A alteração elimina controvérsias sobre a situação daquele profissional que, embora tenha sido regularmente habilitado em determinado momento, continua exercendo a atividade após sofrer sanção administrativa de suspensão ou cancelamento de seu registro profissional.

Uma tendência de ampliação da tutela penal

A nova legislação revela uma tendência observada nas últimas décadas: o fortalecimento da tutela penal de atividades consideradas sensíveis à coletividade, especialmente aquelas relacionadas à saúde humana e animal.

Sob a ótica da política criminal, a alteração busca aumentar a proteção da sociedade contra práticas clandestinas exercidas por pessoas sem qualificação técnica ou sem habilitação legal.

139 leis modificadoras desde 2002

A Lei nº 15.425/2026 também representa mais um capítulo do intenso processo de reformas legislativas ocorrido no sistema penal brasileiro.

Considerando as alterações promovidas no Direito Penal, Processo Penal e Legislação Penal Especial entre 2002 e 3 de junho de 2026, alcança-se a marca de 139 leis modificadoras.

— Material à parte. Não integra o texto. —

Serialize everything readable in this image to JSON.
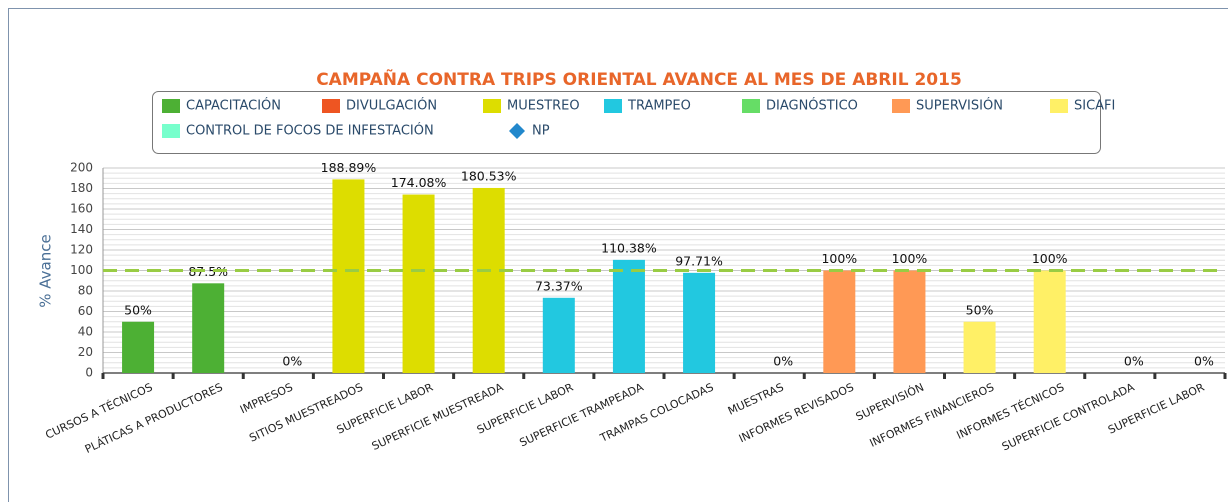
{
  "chart_data": {
    "type": "bar",
    "title": "CAMPAÑA CONTRA TRIPS ORIENTAL AVANCE AL MES DE ABRIL 2015",
    "y_label": "% Avance",
    "categories": [
      "CURSOS A TÉCNICOS",
      "PLÁTICAS A PRODUCTORES",
      "IMPRESOS",
      "SITIOS MUESTREADOS",
      "SUPERFICIE LABOR",
      "SUPERFICIE MUESTREADA",
      "SUPERFICIE LABOR",
      "SUPERFICIE TRAMPEADA",
      "TRAMPAS COLOCADAS",
      "MUESTRAS",
      "INFORMES REVISADOS",
      "SUPERVISIÓN",
      "INFORMES FINANCIEROS",
      "INFORMES TÉCNICOS",
      "SUPERFICIE CONTROLADA",
      "SUPERFICIE LABOR"
    ],
    "series": [
      {
        "name": "CAPACITACIÓN",
        "color": "#4db034",
        "values": [
          50,
          87.5,
          null,
          null,
          null,
          null,
          null,
          null,
          null,
          null,
          null,
          null,
          null,
          null,
          null,
          null
        ],
        "value_labels": [
          "50%",
          "87.5%",
          null,
          null,
          null,
          null,
          null,
          null,
          null,
          null,
          null,
          null,
          null,
          null,
          null,
          null
        ]
      },
      {
        "name": "DIVULGACIÓN",
        "color": "#ee5522",
        "values": [
          null,
          null,
          0,
          null,
          null,
          null,
          null,
          null,
          null,
          null,
          null,
          null,
          null,
          null,
          null,
          null
        ],
        "value_labels": [
          null,
          null,
          "0%",
          null,
          null,
          null,
          null,
          null,
          null,
          null,
          null,
          null,
          null,
          null,
          null,
          null
        ]
      },
      {
        "name": "MUESTREO",
        "color": "#dddd00",
        "values": [
          null,
          null,
          null,
          188.89,
          174.08,
          180.53,
          null,
          null,
          null,
          null,
          null,
          null,
          null,
          null,
          null,
          null
        ],
        "value_labels": [
          null,
          null,
          null,
          "188.89%",
          "174.08%",
          "180.53%",
          null,
          null,
          null,
          null,
          null,
          null,
          null,
          null,
          null,
          null
        ]
      },
      {
        "name": "TRAMPEO",
        "color": "#22c8e0",
        "values": [
          null,
          null,
          null,
          null,
          null,
          null,
          73.37,
          110.38,
          97.71,
          null,
          null,
          null,
          null,
          null,
          null,
          null
        ],
        "value_labels": [
          null,
          null,
          null,
          null,
          null,
          null,
          "73.37%",
          "110.38%",
          "97.71%",
          null,
          null,
          null,
          null,
          null,
          null,
          null
        ]
      },
      {
        "name": "DIAGNÓSTICO",
        "color": "#66dd66",
        "values": [
          null,
          null,
          null,
          null,
          null,
          null,
          null,
          null,
          null,
          0,
          null,
          null,
          null,
          null,
          null,
          null
        ],
        "value_labels": [
          null,
          null,
          null,
          null,
          null,
          null,
          null,
          null,
          null,
          "0%",
          null,
          null,
          null,
          null,
          null,
          null
        ]
      },
      {
        "name": "SUPERVISIÓN",
        "color": "#ff9955",
        "values": [
          null,
          null,
          null,
          null,
          null,
          null,
          null,
          null,
          null,
          null,
          100,
          100,
          null,
          null,
          null,
          null
        ],
        "value_labels": [
          null,
          null,
          null,
          null,
          null,
          null,
          null,
          null,
          null,
          null,
          "100%",
          "100%",
          null,
          null,
          null,
          null
        ]
      },
      {
        "name": "SICAFI",
        "color": "#fff066",
        "values": [
          null,
          null,
          null,
          null,
          null,
          null,
          null,
          null,
          null,
          null,
          null,
          null,
          50,
          100,
          null,
          null
        ],
        "value_labels": [
          null,
          null,
          null,
          null,
          null,
          null,
          null,
          null,
          null,
          null,
          null,
          null,
          "50%",
          "100%",
          null,
          null
        ]
      },
      {
        "name": "CONTROL DE FOCOS DE INFESTACIÓN",
        "color": "#77ffcc",
        "values": [
          null,
          null,
          null,
          null,
          null,
          null,
          null,
          null,
          null,
          null,
          null,
          null,
          null,
          null,
          0,
          0
        ],
        "value_labels": [
          null,
          null,
          null,
          null,
          null,
          null,
          null,
          null,
          null,
          null,
          null,
          null,
          null,
          null,
          "0%",
          "0%"
        ]
      },
      {
        "name": "NP",
        "color": "#2288cc",
        "marker": "diamond",
        "values": [
          null,
          null,
          null,
          null,
          null,
          null,
          null,
          null,
          null,
          null,
          null,
          null,
          null,
          null,
          null,
          null
        ]
      }
    ],
    "reference_line": {
      "value": 100,
      "color": "#99cc44"
    },
    "ylim": [
      0,
      200
    ],
    "yticks": [
      0,
      20,
      40,
      60,
      80,
      100,
      120,
      140,
      160,
      180,
      200
    ],
    "minor_grid": 5,
    "grid": true
  }
}
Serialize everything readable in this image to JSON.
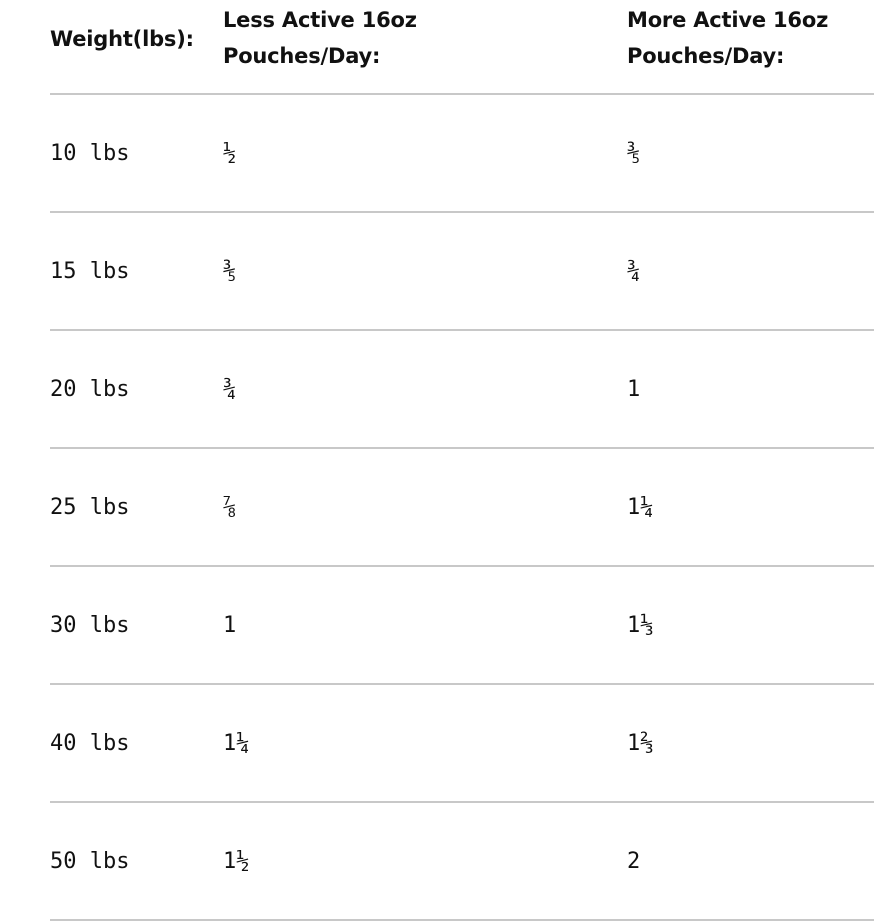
{
  "headers": [
    "Weight(lbs):",
    "Less Active 16oz Pouches/Day:",
    "More Active 16oz Pouches/Day:"
  ],
  "rows": [
    {
      "weight": "10 lbs",
      "less": "½",
      "more": "⅗"
    },
    {
      "weight": "15 lbs",
      "less": "⅗",
      "more": "¾"
    },
    {
      "weight": "20 lbs",
      "less": "¾",
      "more": "1"
    },
    {
      "weight": "25 lbs",
      "less": "⅞",
      "more": "1¼"
    },
    {
      "weight": "30 lbs",
      "less": "1",
      "more": "1⅓"
    },
    {
      "weight": "40 lbs",
      "less": "1¼",
      "more": "1⅔"
    },
    {
      "weight": "50 lbs",
      "less": "1½",
      "more": "2"
    }
  ]
}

O dado evidencia um sistema jurídico em permanente transformação.

Contudo, a experiência demonstra que a efetividade da proteção social não depende apenas da criação de novos tipos penais ou do agravamento de sanções. A verdadeira eficácia do sistema de justiça criminal exige investigação qualificada, persecução penal eficiente, segurança jurídica e decisões judiciais coerentes com os objetivos definidos pelo legislador.

Sob a perspectiva das Ciências Policiais, a produção legislativa constitui apenas uma das etapas da política criminal. A proteção efetiva da sociedade depende da integração entre legislação, atividade policial, persecução penal e aplicação jurisdicional da norma.

Ciência policial não é opinião. É método.